Wednesday, September 3, 2008

Cultural Tourism at Mto wa Mbu, Tanzania

That tourism is the fastest growing industry is well known. It is natural, therefore, that people around the world are taking advantage of the opportunities afforded by tourism.

In recent years, I have come to know a group of young people based at Mto wa Mbu, northern Tanzania, who are working hard to develop cultural tourism. I have visited them, alone and with American students. I make a point of visiting them whenever I happen to be in northern Tanzania.

These young people receive tourists and show them around the town of Mto wa Mbu, explaining its history and its social and cultural realities. Tourists get to know about the various ethnic groups living in that town, about food and other customs, as well as artistic activities, such as painting and Makonde carving. Some of the foreigners stay in the town for a shorter or longer period. Even students come for study or internships.

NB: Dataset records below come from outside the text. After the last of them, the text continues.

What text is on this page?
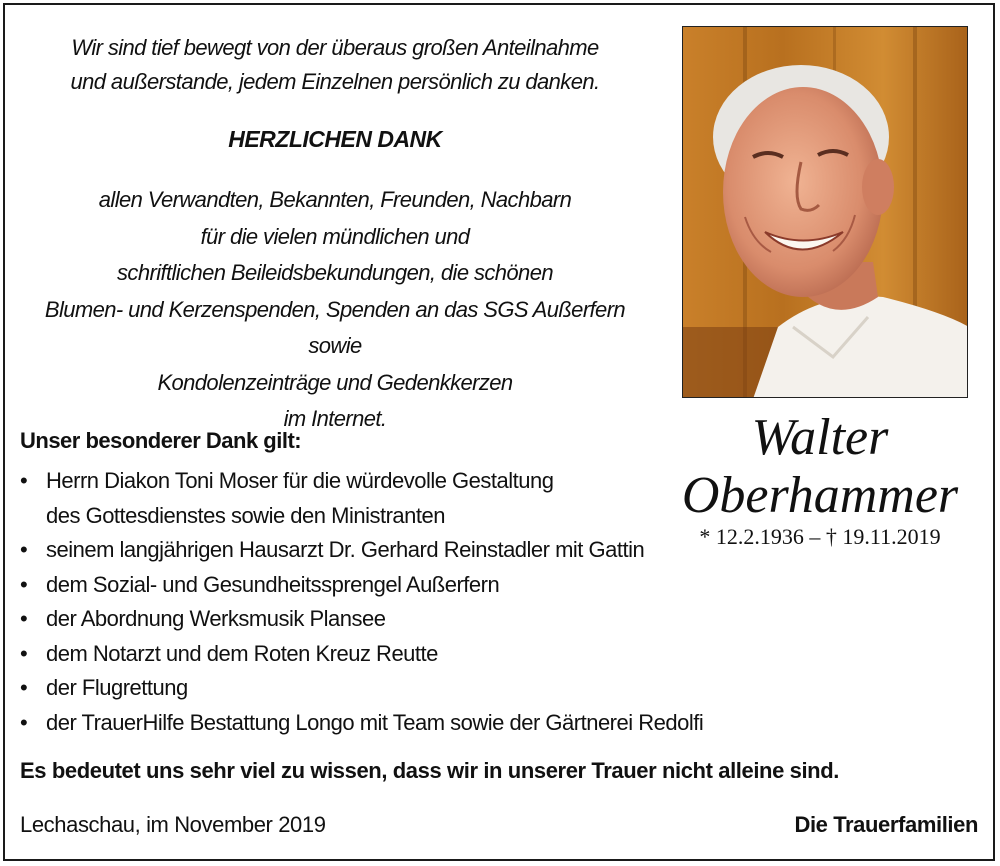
Wir sind tief bewegt von der überaus großen Anteilnahme
und außerstande, jedem Einzelnen persönlich zu danken.
HERZLICHEN DANK
allen Verwandten, Bekannten, Freunden, Nachbarn
für die vielen mündlichen und
schriftlichen Beileidsbekundungen, die schönen
Blumen- und Kerzenspenden, Spenden an das SGS Außerfern sowie
Kondolenzeinträge und Gedenkkerzen
im Internet.	Walter
Oberhammer
* 12.2.1936 – † 19.11.2019
Unser besonderer Dank gilt:
• Herrn Diakon Toni Moser für die würdevolle Gestaltung
des Gottesdienstes sowie den Ministranten
• seinem langjährigen Hausarzt Dr. Gerhard Reinstadler mit Gattin
• dem Sozial- und Gesundheitssprengel Außerfern
• der Abordnung Werksmusik Plansee
• dem Notarzt und dem Roten Kreuz Reutte
• der Flugrettung
• der TrauerHilfe Bestattung Longo mit Team sowie der Gärtnerei Redolfi
Es bedeutet uns sehr viel zu wissen, dass wir in unserer Trauer nicht alleine sind.
Lechaschau, im November 2019	Die Trauerfamilien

As a folkorist, I was happy to connect with the Mto wa Mbu Cultural Tourism program and share with them my passion for our cultural heritage. We have been exchanging views and discovering common perspectives. We see, for example, the need to include books in the cultural tourism program.

As a fan of Ernest Hemingway, I was able to share with the Mto wa Mbu group the fact that in his Green Hills of Africa, Hemingway had written about Mto wa Mbu. I gave them a copy of this book, as well as copies of my own books, which relate directly to the promotion of cultural tourism.

I admire the Mto wa Mbu group for their self-confidence and social commitment. They know that, using their knowledge and abilities, they can move ahead and make a positive difference in their own lives and in the lives of their community. It is an honour and a pleasure to be associated with such a group.